Vonnis van de internationale rechtbank
Op dinsdag heeft de Internationale Strafhof (ICC) een leider van de gevreesde Janjaweed-milities in Sudan veroordeeld tot een gevangenisstraf van twintig jaar voor oorlogsmisdaden en misdaden tegen de menselijkheid, gepleegd tijdens het gewelddadige conflict in Darfur meer dan twintig jaar geleden.
Tijdens een zitting vorige maand hadden aanklagers gevraagd om een levenslange gevangenisstraf voor Ali Muhammad Ali Abd al-Rahman. Hij was in oktober schuldig bevonden aan 27 aanklachten, waaronder het bevelen van massamoorden en het met bijl doden van twee gevangenen in 2003-2004.
Rechtbankprocedures en veroordeling
Julian Nicholls, de officier van justitie, verklaarde tijdens de zitting in november dat Abd al-Rahman deze misdaden bewust, opzettelijk en met enthousiasme en energie had gepleegd, zoals uit het bewijs bleek. De 76-jarige werd tijdens de uitspraak stil aangehoord, zonder enige reactie, toen rechter Joanna Korner de straf oplegde. Hij kreeg voor elke veroordeling een gevangenisstraf variërend van acht tot twintig jaar, waarna de rechtbank een gezamenlijke straf van twintig jaar oplegde.
Rechter Korner benadrukte dat Abd al-Rahman niet alleen de bevelen had gegeven die direct tot de misdaden leidden — vooral aanvallen gericht op leden van de Fur-stam, die verdacht werden van steun aan een rebellie tegen de Sudanese autoriteiten — maar dat hij ook personal betrokken was geweest doorzelfaan vijandige acties mee te doen, onder andere door met een bijl gevangenen te slaan.
Als alias wordt Abd al-Rahman ook wel Ali Kushayb genoemd. Hij is de eerste persoon die door de ICC voor de misdaden in Darfur is veroordeeld, waar rechters oordeelden dat de misdaden van de Janjaweed onderdeel waren van een overheidsplan om de opstand daar neer te slaan.

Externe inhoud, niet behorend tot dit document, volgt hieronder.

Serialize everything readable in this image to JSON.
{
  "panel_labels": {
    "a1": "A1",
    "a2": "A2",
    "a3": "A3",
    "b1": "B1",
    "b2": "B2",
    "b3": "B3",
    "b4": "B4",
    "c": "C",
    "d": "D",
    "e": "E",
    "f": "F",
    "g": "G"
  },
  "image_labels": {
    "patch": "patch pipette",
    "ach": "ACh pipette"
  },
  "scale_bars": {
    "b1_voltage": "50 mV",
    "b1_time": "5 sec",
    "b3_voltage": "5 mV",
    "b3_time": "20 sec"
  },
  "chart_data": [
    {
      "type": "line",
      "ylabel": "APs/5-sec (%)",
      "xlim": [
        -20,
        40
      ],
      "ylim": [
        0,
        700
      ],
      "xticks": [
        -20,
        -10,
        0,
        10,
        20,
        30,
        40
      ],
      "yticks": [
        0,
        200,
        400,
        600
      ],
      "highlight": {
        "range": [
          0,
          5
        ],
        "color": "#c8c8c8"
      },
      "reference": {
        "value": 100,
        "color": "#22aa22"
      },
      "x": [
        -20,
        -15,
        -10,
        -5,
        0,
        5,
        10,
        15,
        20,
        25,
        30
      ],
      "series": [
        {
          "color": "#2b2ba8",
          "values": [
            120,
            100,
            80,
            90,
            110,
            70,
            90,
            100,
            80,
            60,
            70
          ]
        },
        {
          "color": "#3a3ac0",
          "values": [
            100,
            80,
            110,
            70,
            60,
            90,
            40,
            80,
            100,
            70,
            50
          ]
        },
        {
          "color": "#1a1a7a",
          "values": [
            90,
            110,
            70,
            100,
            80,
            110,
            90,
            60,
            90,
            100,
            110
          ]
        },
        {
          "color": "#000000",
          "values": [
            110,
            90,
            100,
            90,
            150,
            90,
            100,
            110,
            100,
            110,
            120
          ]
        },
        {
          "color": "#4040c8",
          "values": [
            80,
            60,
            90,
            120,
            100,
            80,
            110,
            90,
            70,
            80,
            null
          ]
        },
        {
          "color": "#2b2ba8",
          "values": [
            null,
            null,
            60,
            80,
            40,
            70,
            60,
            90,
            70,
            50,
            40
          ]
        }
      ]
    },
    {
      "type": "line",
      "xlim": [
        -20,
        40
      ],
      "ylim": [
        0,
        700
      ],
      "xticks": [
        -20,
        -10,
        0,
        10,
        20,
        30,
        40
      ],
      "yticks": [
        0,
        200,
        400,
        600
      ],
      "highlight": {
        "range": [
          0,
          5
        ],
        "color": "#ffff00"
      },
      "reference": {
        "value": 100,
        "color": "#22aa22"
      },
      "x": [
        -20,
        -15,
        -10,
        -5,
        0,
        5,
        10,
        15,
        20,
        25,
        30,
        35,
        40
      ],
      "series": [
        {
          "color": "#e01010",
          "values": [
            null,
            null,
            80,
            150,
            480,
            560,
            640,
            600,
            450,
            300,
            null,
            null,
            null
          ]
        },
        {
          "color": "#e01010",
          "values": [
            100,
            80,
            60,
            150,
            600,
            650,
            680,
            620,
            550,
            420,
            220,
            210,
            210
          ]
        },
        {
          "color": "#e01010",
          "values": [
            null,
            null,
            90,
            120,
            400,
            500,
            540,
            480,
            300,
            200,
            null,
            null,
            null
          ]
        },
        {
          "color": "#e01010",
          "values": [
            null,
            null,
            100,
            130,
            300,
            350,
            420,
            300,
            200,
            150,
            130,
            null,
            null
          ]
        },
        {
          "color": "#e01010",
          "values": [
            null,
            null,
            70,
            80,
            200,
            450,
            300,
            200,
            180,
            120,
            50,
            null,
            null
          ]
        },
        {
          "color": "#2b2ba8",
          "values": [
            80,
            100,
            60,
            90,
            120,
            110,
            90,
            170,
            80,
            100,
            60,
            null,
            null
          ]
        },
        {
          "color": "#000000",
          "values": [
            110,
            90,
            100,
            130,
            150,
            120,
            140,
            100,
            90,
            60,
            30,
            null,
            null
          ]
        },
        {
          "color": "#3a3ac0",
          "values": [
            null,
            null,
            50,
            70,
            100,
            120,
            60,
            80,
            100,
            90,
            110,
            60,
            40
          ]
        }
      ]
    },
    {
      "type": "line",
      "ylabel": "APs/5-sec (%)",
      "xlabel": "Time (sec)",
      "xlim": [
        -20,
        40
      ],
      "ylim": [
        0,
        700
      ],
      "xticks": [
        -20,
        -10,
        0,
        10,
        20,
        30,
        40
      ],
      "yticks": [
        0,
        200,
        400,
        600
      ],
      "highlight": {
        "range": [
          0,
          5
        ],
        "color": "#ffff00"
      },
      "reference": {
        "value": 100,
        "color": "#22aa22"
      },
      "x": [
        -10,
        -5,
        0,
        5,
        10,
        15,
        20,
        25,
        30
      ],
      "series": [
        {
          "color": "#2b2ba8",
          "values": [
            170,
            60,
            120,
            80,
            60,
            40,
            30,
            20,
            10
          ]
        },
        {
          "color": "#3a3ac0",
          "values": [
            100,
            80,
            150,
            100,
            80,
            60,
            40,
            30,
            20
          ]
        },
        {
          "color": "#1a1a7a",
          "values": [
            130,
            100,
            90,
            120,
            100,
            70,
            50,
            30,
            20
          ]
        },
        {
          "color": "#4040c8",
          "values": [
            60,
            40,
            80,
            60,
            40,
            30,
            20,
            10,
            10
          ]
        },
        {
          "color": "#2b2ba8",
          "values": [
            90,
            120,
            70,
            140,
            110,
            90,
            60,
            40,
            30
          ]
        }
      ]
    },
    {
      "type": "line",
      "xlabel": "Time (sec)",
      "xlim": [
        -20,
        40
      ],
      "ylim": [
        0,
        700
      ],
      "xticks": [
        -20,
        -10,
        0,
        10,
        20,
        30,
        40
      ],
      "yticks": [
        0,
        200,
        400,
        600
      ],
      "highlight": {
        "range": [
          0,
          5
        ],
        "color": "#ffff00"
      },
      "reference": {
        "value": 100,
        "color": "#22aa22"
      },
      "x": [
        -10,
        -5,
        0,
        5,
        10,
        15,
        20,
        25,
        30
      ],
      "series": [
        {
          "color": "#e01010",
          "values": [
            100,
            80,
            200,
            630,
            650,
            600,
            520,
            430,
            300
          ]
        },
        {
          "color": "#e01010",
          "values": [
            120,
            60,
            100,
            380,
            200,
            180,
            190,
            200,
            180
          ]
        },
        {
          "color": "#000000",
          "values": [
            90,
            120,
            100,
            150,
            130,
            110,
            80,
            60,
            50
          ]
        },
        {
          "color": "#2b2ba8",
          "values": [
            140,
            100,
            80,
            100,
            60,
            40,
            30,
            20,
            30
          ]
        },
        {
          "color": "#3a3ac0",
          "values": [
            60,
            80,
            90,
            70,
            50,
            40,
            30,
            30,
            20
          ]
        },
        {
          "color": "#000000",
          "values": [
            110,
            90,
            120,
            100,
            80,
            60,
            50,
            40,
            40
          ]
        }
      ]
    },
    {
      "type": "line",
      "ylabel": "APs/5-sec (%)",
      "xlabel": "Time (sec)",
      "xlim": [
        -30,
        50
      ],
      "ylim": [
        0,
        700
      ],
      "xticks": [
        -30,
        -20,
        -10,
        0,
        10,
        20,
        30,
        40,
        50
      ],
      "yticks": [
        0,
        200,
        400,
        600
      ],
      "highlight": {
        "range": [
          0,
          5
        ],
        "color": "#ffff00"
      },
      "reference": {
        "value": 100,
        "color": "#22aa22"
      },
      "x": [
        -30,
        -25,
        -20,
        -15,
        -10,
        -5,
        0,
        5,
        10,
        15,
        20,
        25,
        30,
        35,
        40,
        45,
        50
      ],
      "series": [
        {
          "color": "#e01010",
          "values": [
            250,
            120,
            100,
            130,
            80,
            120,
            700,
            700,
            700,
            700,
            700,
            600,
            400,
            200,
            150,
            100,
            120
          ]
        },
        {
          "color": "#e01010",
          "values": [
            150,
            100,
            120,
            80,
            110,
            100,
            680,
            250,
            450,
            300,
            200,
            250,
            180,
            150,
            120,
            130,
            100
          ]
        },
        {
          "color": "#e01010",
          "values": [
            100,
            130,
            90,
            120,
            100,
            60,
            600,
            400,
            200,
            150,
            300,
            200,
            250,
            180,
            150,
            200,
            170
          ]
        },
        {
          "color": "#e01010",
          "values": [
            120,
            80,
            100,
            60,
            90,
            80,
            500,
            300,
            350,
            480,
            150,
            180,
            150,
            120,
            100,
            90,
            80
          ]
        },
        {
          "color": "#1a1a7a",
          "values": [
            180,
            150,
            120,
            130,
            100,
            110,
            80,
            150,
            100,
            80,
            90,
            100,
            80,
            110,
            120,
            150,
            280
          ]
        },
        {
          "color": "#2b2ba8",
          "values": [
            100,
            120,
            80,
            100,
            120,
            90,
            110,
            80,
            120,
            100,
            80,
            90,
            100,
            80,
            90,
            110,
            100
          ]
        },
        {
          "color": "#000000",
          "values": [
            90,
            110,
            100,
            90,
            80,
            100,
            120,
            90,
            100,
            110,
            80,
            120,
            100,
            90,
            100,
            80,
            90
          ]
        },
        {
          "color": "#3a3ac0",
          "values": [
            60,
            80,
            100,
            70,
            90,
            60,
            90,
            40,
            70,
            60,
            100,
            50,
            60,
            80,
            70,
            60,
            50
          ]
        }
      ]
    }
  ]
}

Maximale straffen en verdere overwegingen
De ICC-maximale straf is 30 jaar, maar rechters beschikken over de bevoegdheid om de straf te verhogen tot levenslang in uiterst ernstige gevallen. De tijd die Abd al-Rahman heeft doorgebracht in voorlopige hechtenis, voorafgaand aan en tijdens het proces, wordt afgetrokken van de opgelegde straf.
Hoewel de misdaden al meer dan twintig jaar geleden zijn gepleegd, blijft het geweld in Darfur voortduren, aangezien Sudan verscheurd wordt door burgeroorlogen. De aanklagers van het ICC zijn van plan om bewijs te verzamelen en te bewaren over een gewelddadige aanval vorige maand in een door belegering geteisterde stad in de regio.
De recentelijk beschreven vermeende gruweldaden in de door hongersnood getroffen stad el-Fasher vormen volgens het ICC onderdeel van een breder patroon van geweld dat de hele regio Darfur teistert en kunnen mogelijk worden gekwalificeerd als oorlogsmisdaden en misdrijven tegen de menselijkheid, aldus een verklaring van het ICC. Het bewijs uit deze zaken zou in toekomstige rechtszaken kunnen worden gebruikt.
Relevantie van de straf en toekomstige rechtspraak
Rechter Korner benadrukte dat de straffen door het ICC bedoeld zijn als afschrikmiddel om verdere misdaden te voorkomen. Zij onderstreepte dat «afschrikking vooral relevant is in deze situatie, gezien de huidige toestand in Sudan».